I went to the Fort Bend YMCA here in Sugar Land to teach the 9:00 a.m. Water Fitness Class. Didn’t know how many people would show up, since it’s a rather chilly morning in the 50’s (this is cold for Houston). The heated pool was great with the water temperature at 80 degrees making it perfect for a class. The bright sun enhanced the class environment as well.
For the 5 people who attended, we had a great time. I played some old Talking Heads music during the brief warm up and then kicked it up a notch playing fast-beat aerobics music. A lot of cardio and lots of plyometic jumping was part of the routine. Since it was cold outside, my goal was to make it a little more intense than usual. We also added the foam dumbbells midway to incorporate some strength training. Again, more jumping and more jumping. Then, we finished off with light stretching/cool down and a few yoga-style deep breathing exercises.
After the class, I had a Twin Lab Choline Cocktail Drink.

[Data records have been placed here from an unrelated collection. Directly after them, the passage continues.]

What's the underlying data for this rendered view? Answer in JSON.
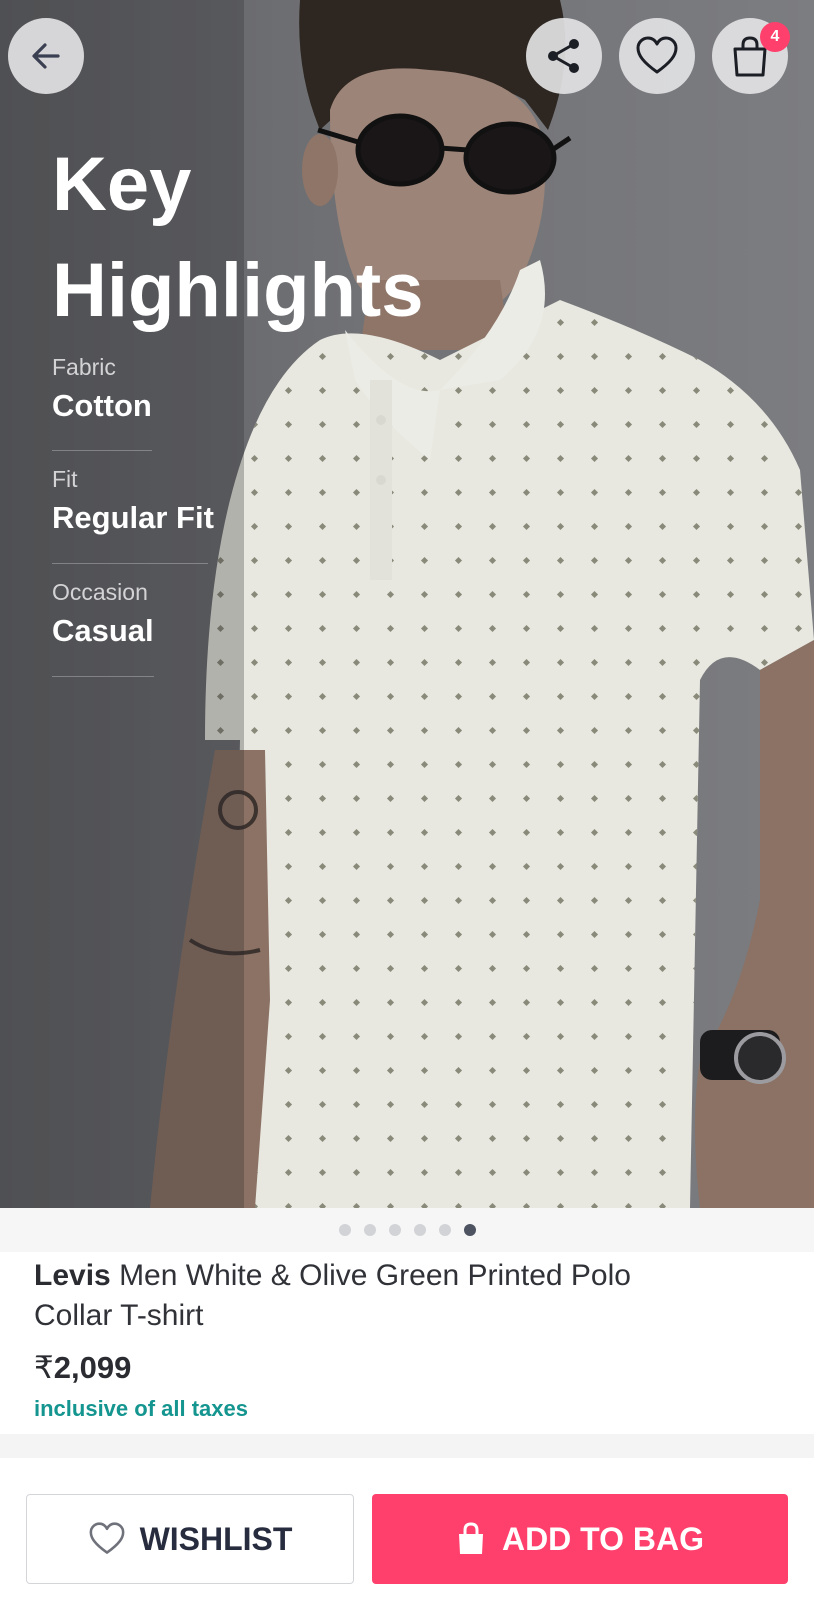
{
  "header": {
    "back_icon": "arrow-left-icon",
    "share_icon": "share-icon",
    "wishlist_icon": "heart-outline-icon",
    "bag_icon": "shopping-bag-icon",
    "bag_count": "4"
  },
  "highlights": {
    "title": "Key Highlights",
    "items": [
      {
        "label": "Fabric",
        "value": "Cotton"
      },
      {
        "label": "Fit",
        "value": "Regular Fit"
      },
      {
        "label": "Occasion",
        "value": "Casual"
      }
    ]
  },
  "carousel": {
    "total_dots": 6,
    "active_index": 5
  },
  "product": {
    "brand": "Levis",
    "name": "Men White & Olive Green Printed Polo Collar T-shirt",
    "currency": "₹",
    "price": "2,099",
    "tax_note": "inclusive of all taxes"
  },
  "actions": {
    "wishlist_label": "WISHLIST",
    "add_to_bag_label": "ADD TO BAG"
  },
  "colors": {
    "accent": "#ff3f6c",
    "tax_green": "#14958f",
    "text_dark": "#282c3f"
  }
}
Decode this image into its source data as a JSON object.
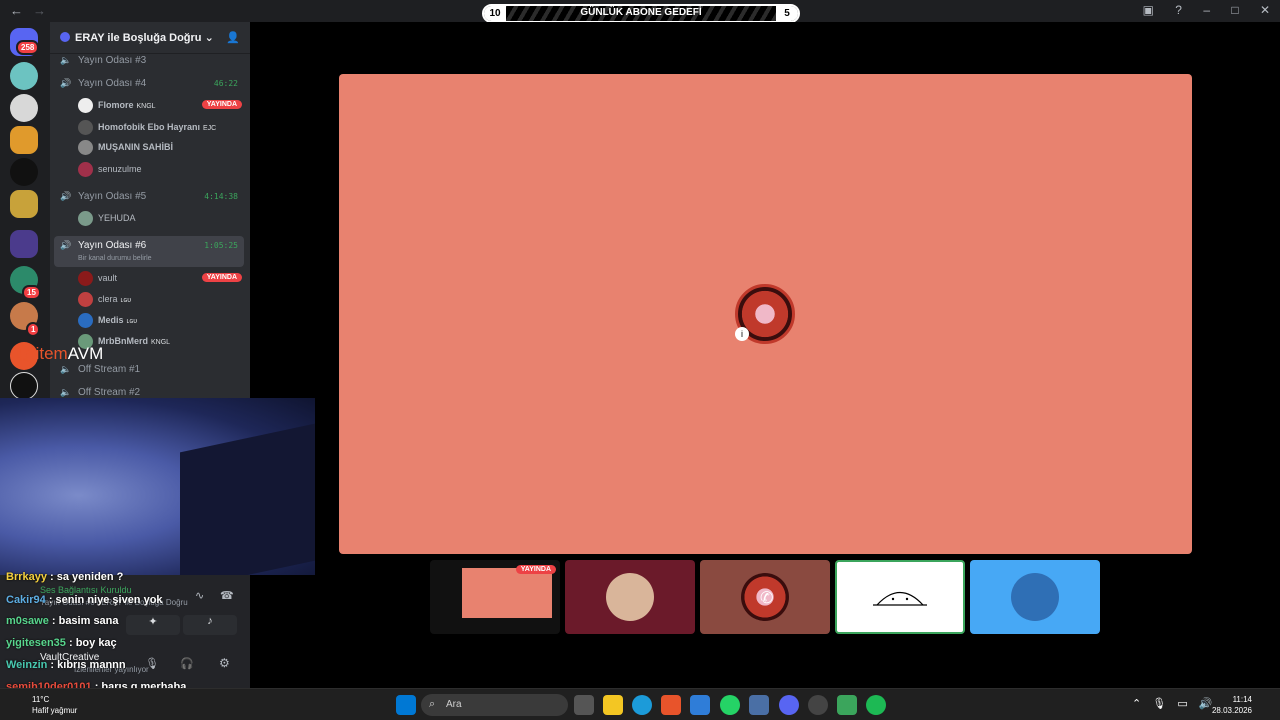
{
  "titlebar": {
    "goal": {
      "left": "10",
      "title": "GÜNLÜK ABONE GEDEFİ",
      "right": "5"
    }
  },
  "rail": {
    "badges": [
      "258",
      "15",
      "1"
    ]
  },
  "brand": {
    "prefix": "item",
    "suffix": "AVM"
  },
  "server": {
    "name": "ERAY ile Boşluğa Doğru"
  },
  "channels": [
    {
      "name": "Yayın Odası #3",
      "time": ""
    },
    {
      "name": "Yayın Odası #4",
      "time": "46:22"
    },
    {
      "name": "Yayın Odası #5",
      "time": "4:14:38"
    },
    {
      "name": "Yayın Odası #6",
      "time": "1:05:25",
      "status": "Bir kanal durumu belirle"
    },
    {
      "name": "Off Stream #1",
      "time": ""
    },
    {
      "name": "Off Stream #2",
      "time": ""
    }
  ],
  "users": {
    "room4": [
      {
        "name": "Flomore",
        "tag": "KNGL",
        "live": "YAYINDA"
      },
      {
        "name": "Homofobik Ebo Hayranı",
        "tag": "EJC"
      },
      {
        "name": "MUŞANIN SAHİBİ"
      },
      {
        "name": "senuzulme"
      }
    ],
    "room5": [
      {
        "name": "YEHUDA"
      }
    ],
    "room6": [
      {
        "name": "vault",
        "live": "YAYINDA"
      },
      {
        "name": "clera",
        "tag": "ʟɢᴜ"
      },
      {
        "name": "Medis",
        "tag": "ʟɢᴜ"
      },
      {
        "name": "MrbBnMerd",
        "tag": "KNGL"
      }
    ]
  },
  "voice": {
    "connection": "Ses Bağlantısı Kuruldu",
    "channel": "Yayın Odası #6 / ERAY ile Boşluğa Doğru",
    "username": "VaultCreative",
    "user_status": "İzlenilenler yayınlıyor"
  },
  "chat": [
    {
      "user": "Brrkayy",
      "message": ": sa yeniden ?",
      "color": "#f4d03f"
    },
    {
      "user": "Cakir94",
      "message": ": senin niye şiven yok",
      "color": "#5dade2"
    },
    {
      "user": "m0sawe",
      "message": ": basim sana",
      "color": "#58d68d"
    },
    {
      "user": "yigitesen35",
      "message": ": boy kaç",
      "color": "#58d68d"
    },
    {
      "user": "Weinzin",
      "message": ": kıbrıs mannn",
      "color": "#48c9b0"
    },
    {
      "user": "semih10der0101",
      "message": ": barış g merhaba",
      "color": "#e74c3c"
    }
  ],
  "stage": {
    "live_label": "YAYINDA"
  },
  "taskbar": {
    "weather_temp": "11°C",
    "weather_desc": "Hafif yağmur",
    "search_placeholder": "Ara",
    "time": "11:14",
    "date": "28.03.2026"
  },
  "colors": {
    "accent": "#5865f2",
    "live": "#ed4245",
    "voice_green": "#3ba55c",
    "stage_bg": "#e8826f"
  }
}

This is a high antioxidant/high energy drink with a lot of Vitamin C, Ginkgo, Choline, Guarana, and all of the Vitamin B’s. It gives me the lift I need before starting my own workout.
After a brief warm-up, my strength workout consisted of doing supersets for the chest/back muscle groups, and then doing some core work. A superset is two exercises performed consecutively, with no rest between them. Supersets increase workout intensity and, because of the limited rest intervals, heighten fat burning to an even greater degree. I followed a high repetition scheme, aiming for 15 – 20 reps per set. This heightens local muscular endurance and improves muscle tone without promoting significant gains in muscle mass. Rest between sets was 30 seconds, which helped to produce an aerobic effect on the workout. I did 3 sets of the following supersets:
- Dumbbell Incline Press and Machine Seated Row Machine Fly and Lat Pull-Down Machine Decline Dumbbell Press and One Arm Dummbell Row
And, the following 3 core exercises:
- Crunches on stability ball Oblique Crunches on stability ball Planks (3 @ 1 minute each)
The good thing about a superset workout is that it goes quickly. 20 minutes or so. Very practical. But, you really feel the “burn,” making this kind of workout “tough.”
For cardio, I did a 3-minute warm up on the treadmill and then every 2 minutes I did a 25 second sprint at either 7 or 8 on the Speed setting. The Recovery Interval was at the 3.5 Speed setting. And then, a 3-minute cooldown. Total cardio workout time was 16 minutes.